Concepts¶
Understanding some key concepts about how dbprocessing views the world makes it easier to deploy on a project. The treatment here is fairly abstract but links to the concrete representations in Python code and SQL objects.
Files¶
dbprocessing exists to manage the production of files from other files. Conceptually, the treatment of a “file” in dbprocessing maps directly to a single file on disk. Data are stored entirely in files; the database contains metadata only.
Metadata about a file can be represented in several different ways:
A file has certain properties:
- file date
The “characteristic date” of the data contained within the file. For a daily file, the expectation is that most of the data in the file are timestamped with times within that day. But the file date is treated distinctly from the actual first and last timestamp, because a “daily” file might include a small amount of data timestamped on the previous or next day, depending on the needs of the mission. Thus dbprocessing needs to be aware both of “the date” of the file and the actual timestamps, so it can gather all data timestamped on a particular date. Usually the file date is reflected in the filename in some way.
- version
The version of the file itself. Each file has a unique version that relates to its production history, but different files (e.g. for different days of data) with identical versions are not guaranteed to have had the same history. Version treatments are consistent across dbprocessing; see Versions.
- data_level
The “level” of the data, following the convention that level 0 is processed into level 1, level 1 into 2, etc. This is only used to sort processing: all level 0 files are evaluated for possible new output products before level 1, etc., so that a newly-created level 1 file is available as input to level 2 before attempting to process level 2 files with old level 1 files as inputs. The level may be fractional to extend this concept.

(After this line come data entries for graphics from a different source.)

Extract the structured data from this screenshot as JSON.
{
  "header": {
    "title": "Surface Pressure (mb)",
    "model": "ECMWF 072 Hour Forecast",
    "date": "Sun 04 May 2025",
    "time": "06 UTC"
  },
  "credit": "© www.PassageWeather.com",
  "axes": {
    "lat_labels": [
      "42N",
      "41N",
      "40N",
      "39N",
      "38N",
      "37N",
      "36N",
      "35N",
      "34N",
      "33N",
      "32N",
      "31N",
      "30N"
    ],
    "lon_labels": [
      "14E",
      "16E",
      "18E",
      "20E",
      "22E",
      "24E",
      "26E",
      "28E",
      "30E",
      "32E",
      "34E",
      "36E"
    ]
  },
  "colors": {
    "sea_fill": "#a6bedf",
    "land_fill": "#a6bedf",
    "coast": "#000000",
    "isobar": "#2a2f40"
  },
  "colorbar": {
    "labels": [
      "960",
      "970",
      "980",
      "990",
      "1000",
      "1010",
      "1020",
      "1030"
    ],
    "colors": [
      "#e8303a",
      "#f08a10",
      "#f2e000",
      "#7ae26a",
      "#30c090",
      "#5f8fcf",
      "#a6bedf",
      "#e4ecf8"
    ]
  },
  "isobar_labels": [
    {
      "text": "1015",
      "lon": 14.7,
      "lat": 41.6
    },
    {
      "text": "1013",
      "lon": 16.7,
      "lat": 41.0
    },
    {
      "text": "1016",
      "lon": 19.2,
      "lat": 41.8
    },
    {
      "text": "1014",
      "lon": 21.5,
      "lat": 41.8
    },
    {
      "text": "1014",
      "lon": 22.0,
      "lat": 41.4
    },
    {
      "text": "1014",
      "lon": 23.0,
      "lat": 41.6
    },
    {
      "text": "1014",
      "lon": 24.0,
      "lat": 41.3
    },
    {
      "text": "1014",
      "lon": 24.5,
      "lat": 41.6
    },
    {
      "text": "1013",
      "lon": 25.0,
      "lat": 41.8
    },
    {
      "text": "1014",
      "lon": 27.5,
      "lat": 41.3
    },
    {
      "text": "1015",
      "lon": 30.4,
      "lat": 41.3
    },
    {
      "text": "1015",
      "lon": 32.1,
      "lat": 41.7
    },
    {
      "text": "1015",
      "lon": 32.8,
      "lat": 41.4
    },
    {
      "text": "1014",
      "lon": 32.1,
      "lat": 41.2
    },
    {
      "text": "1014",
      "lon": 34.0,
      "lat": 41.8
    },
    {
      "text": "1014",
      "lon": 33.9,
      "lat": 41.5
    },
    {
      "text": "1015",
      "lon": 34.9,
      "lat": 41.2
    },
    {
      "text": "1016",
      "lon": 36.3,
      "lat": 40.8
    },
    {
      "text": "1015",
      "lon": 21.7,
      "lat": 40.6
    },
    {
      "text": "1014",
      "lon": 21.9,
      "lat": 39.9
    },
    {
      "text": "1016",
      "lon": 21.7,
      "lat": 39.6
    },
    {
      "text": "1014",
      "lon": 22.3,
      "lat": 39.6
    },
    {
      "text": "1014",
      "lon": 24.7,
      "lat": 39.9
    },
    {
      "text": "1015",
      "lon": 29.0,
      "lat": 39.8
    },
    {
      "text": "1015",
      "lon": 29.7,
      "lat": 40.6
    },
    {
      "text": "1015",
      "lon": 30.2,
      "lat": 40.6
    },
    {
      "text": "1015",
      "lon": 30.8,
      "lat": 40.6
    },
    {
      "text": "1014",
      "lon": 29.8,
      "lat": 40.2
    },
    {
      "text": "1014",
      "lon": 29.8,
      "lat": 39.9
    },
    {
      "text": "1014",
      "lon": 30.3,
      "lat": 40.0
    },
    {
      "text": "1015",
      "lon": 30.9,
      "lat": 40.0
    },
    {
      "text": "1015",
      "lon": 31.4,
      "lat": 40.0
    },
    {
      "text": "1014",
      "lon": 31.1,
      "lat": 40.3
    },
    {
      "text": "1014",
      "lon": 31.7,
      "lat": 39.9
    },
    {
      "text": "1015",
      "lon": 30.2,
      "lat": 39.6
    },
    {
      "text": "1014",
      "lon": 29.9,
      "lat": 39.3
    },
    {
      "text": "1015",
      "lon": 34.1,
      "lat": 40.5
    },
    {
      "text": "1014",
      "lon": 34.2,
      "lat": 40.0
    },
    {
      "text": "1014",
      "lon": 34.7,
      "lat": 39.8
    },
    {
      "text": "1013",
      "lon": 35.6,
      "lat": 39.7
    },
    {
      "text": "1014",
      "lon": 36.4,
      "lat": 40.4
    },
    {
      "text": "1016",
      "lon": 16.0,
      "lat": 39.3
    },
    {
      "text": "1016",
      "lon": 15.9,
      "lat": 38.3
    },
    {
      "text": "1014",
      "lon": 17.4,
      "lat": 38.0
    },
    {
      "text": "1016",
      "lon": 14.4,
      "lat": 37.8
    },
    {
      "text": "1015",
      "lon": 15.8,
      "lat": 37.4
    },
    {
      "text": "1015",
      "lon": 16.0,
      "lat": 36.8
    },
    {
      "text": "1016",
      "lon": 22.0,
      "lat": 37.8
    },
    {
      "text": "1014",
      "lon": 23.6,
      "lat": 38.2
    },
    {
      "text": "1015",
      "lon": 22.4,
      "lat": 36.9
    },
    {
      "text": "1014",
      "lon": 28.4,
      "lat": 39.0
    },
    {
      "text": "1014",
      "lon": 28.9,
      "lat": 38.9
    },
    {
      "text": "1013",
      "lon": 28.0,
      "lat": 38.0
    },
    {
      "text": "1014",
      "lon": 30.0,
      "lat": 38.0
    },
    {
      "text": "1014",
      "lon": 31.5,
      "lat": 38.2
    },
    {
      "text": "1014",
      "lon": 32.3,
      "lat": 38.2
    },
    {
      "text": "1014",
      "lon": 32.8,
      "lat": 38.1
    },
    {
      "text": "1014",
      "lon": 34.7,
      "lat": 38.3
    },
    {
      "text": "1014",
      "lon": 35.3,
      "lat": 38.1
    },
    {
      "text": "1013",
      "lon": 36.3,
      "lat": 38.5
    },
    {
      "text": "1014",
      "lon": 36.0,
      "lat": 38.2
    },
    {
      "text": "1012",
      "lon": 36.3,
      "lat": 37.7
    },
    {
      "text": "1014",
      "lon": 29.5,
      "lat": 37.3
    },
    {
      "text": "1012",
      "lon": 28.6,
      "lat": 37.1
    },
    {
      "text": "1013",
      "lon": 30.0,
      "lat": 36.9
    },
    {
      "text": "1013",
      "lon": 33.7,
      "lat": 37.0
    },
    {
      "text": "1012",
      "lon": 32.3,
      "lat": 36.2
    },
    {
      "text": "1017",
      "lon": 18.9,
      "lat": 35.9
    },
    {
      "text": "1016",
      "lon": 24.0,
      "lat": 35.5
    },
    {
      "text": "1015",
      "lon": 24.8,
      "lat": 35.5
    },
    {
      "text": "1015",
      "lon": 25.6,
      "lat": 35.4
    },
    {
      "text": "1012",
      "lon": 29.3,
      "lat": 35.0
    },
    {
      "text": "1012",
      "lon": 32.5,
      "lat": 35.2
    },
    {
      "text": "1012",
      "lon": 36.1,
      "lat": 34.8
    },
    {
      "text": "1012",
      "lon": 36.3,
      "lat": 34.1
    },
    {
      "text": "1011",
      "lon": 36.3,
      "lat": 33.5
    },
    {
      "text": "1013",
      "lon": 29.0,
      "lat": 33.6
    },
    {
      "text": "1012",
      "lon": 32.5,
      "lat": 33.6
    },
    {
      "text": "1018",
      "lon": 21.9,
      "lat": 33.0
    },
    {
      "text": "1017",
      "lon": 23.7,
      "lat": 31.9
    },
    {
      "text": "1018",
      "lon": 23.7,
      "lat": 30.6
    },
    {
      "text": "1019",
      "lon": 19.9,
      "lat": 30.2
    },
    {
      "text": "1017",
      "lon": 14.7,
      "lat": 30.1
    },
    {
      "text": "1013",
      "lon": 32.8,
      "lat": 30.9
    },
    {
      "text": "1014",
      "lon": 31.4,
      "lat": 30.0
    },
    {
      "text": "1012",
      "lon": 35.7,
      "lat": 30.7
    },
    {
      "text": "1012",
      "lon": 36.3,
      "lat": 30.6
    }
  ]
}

Files that have the same structure and are considered part of the same data set; they are described as having the same product. Again this is frequently reflected in the filename.
The combination of file date, product, and version is considered to be unique: only one file of a particular date, product, and version can exist within the database.
Note
It is important to distinguish between the “date” of a file in the sense of the timestamps on the data it contains, and the “date” in the sense of the timestamp on the file itself in the filesystem. Unless qualified, a file’s “date” in dbprocessing always refers to the former, which is more important in processing data.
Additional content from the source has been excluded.